A 12.0 g bullet is fired into a 13.9kg wooden block that is hanging straight down, suspended by a 2.00 m length of light line. The bullet has a muzzle velocity of 94.2 m/s. When the bullet hits the block, the bullet stays in the block. The block swings outward so that the line it hangs from makes an angle of 4 to the vertical.
What height did the block rise to?
To determine the height to which the block rises, we need to use the principle of conservation of mechanical energy. The initial mechanical energy of the system (bullet + block) is equal to the final mechanical energy when the block is at its highest point.
1. Calculate the initial kinetic energy of the bullet:
- The mass of the bullet is given as 12.0 g, which can be converted to kilograms by dividing by 1000: 12.0 g = 0.012 kg.
- The initial velocity of the bullet is given as 94.2 m/s.
- The initial kinetic energy of the bullet is given by: KE = 0.5 * mass * velocity^2.
Substituting the given values into the formula, we get:
KE_bullet = 0.5 * 0.012 kg * (94.2 m/s)^2 = 0.0671 J (rounded to four decimal places).
2. Calculate the change in potential energy of the system:
- The mass of the block is given as 13.9 kg.
- The change in potential energy is equal to the mass of the block times the acceleration due to gravity (9.8 m/s^2) times the change in height (h).
Substituting the given values into the formula, we get:
ΔPE_system = mass_block * g * Δh.
3. Calculate the final kinetic energy of the system:
- The final kinetic energy is zero, as the bullet becomes embedded in the block and both objects move together as one.
4. Apply conservation of mechanical energy:
According to the conservation of energy principle, the initial mechanical energy (KE_bullet) is equal to the final mechanical energy (ΔPE_system + KE_system).
Thus, we have the equation:
0.0671 J = 13.9 kg * 9.8 m/s^2 * Δh + 0.5 * 13.9 kg * (v^2),
where v represents the final velocity of the block+bullet system. Since the block is at its highest point, the final velocity is zero.
5. Solve the equation for Δh:
Rearrange the equation to solve for Δh:
0.0671 J = 13.9 kg * 9.8 m/s^2 * Δh,
Δh = 0.0671 J / (13.9 kg * 9.8 m/s^2).
Calculating the value, we find:
Δh = 4.791 m (rounded to three decimal places).
Therefore, the block rises to a height of approximately 4.79 meters.
To find the height that the block rises to, we need to use the principle of conservation of momentum and the conservation of energy. Here are the steps to solve the problem:
Step 1: Find the momentum of the bullet before it hits the block.

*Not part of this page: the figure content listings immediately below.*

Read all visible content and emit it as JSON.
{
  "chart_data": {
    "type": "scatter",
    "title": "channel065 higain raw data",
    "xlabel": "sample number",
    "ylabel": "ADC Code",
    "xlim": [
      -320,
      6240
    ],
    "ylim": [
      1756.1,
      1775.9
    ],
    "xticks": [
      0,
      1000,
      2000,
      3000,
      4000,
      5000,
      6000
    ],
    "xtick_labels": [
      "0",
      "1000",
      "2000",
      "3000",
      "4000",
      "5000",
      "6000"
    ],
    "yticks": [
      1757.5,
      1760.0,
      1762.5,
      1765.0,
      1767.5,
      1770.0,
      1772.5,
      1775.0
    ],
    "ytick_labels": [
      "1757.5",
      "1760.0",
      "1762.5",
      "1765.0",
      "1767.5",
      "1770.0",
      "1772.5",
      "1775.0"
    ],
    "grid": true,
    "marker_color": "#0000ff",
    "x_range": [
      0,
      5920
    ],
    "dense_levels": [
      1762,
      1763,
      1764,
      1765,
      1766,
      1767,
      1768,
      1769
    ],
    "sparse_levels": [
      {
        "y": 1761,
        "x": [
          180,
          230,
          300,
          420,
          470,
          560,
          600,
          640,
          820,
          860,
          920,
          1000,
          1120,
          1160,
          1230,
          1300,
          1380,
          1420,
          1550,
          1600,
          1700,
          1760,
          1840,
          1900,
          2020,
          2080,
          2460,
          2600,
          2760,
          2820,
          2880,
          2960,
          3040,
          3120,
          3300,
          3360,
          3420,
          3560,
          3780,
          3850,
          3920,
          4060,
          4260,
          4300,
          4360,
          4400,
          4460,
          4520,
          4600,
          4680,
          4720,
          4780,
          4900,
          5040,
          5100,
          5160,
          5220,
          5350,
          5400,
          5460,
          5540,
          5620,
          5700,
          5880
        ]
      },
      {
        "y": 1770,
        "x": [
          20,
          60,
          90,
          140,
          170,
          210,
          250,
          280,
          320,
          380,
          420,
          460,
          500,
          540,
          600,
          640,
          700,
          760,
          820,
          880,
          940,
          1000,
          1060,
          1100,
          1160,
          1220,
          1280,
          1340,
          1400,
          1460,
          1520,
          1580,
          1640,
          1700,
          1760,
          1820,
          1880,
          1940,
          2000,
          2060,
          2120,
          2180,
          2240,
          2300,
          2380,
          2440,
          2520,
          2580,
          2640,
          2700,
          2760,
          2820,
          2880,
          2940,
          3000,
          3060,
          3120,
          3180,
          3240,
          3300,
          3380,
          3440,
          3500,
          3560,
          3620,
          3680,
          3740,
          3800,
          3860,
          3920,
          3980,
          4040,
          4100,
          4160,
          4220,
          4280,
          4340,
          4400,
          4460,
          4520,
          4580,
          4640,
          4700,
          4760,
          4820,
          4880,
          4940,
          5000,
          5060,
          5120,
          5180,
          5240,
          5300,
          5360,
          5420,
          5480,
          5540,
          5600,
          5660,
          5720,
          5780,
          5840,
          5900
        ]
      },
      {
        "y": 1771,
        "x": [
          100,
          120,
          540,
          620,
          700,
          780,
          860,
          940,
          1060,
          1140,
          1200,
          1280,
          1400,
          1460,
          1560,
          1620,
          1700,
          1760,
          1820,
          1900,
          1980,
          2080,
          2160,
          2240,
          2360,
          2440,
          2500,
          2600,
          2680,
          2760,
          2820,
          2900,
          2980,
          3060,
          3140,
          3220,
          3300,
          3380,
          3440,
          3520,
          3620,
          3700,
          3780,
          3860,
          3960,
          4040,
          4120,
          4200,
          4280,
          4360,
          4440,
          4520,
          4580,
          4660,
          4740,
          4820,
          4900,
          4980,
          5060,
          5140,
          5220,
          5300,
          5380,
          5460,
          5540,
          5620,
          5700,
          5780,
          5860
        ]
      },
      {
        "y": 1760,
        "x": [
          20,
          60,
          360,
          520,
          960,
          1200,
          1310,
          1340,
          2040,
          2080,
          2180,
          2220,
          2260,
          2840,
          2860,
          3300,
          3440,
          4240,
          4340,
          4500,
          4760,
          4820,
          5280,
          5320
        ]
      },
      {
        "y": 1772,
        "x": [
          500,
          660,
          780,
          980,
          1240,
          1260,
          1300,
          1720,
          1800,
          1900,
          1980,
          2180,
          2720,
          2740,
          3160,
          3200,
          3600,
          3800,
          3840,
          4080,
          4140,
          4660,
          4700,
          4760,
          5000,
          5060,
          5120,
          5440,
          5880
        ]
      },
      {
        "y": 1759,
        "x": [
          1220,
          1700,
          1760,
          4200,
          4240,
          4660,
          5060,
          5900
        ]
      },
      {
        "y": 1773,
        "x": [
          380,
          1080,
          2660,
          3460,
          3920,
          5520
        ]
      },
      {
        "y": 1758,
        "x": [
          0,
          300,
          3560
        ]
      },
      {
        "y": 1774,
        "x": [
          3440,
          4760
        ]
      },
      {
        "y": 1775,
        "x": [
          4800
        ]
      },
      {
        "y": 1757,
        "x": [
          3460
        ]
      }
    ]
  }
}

The momentum of an object is given by the product of its mass and velocity. Since the bullet gets embedded in the block, the initial momentum of the bullet is equal to the momentum of the bullet-block system after the collision.
Momentum before collision = momentum after collision
Momentum before collision = mass of bullet × velocity of bullet
Momentum before collision = (0.012 kg) × (94.2 m/s)
Momentum before collision = 1.1304 kg·m/s
Step 2: Find the velocity of the bullet-block system after the collision.
Since the bullet stays embedded in the block, their masses combine and continue moving together as one system.
Total mass after collision = mass of bullet + mass of block
Total mass after collision = 0.012 kg + 13.9 kg
Total mass after collision = 13.912 kg
Using the principle of conservation of momentum:
Momentum after collision = total mass after collision × velocity after collision
1.1304 kg·m/s = (13.912 kg) × velocity after collision
Solving for the velocity after collision:
velocity after collision = 1.1304 kg·m/s / 13.912 kg
velocity after collision = 0.0813 m/s (approx)
Step 3: Find the height the block rises to by using the conservation of energy principle.
The initial energy of the block-bullet system is in the form of kinetic energy and gravitational potential energy. When the block rises to its highest point, all of the initial kinetic energy is converted into gravitational potential energy.
Gravitational potential energy = mass of block × gravitational acceleration × height
Initial kinetic energy = (1/2) × total mass after collision × (velocity after collision)^2
Setting the initial gravitational potential energy equal to the initial kinetic energy:
mass of block × gravitational acceleration × height = (1/2) × total mass after collision × (velocity after collision)^2
Solving for the height:
height = (0.5) × (13.912 kg) × (0.0813 m/s)^2 / (9.8 m/s^2)
height = 0.0273 m (approx)
Therefore, the block rises to a height of approximately 0.0273 meters.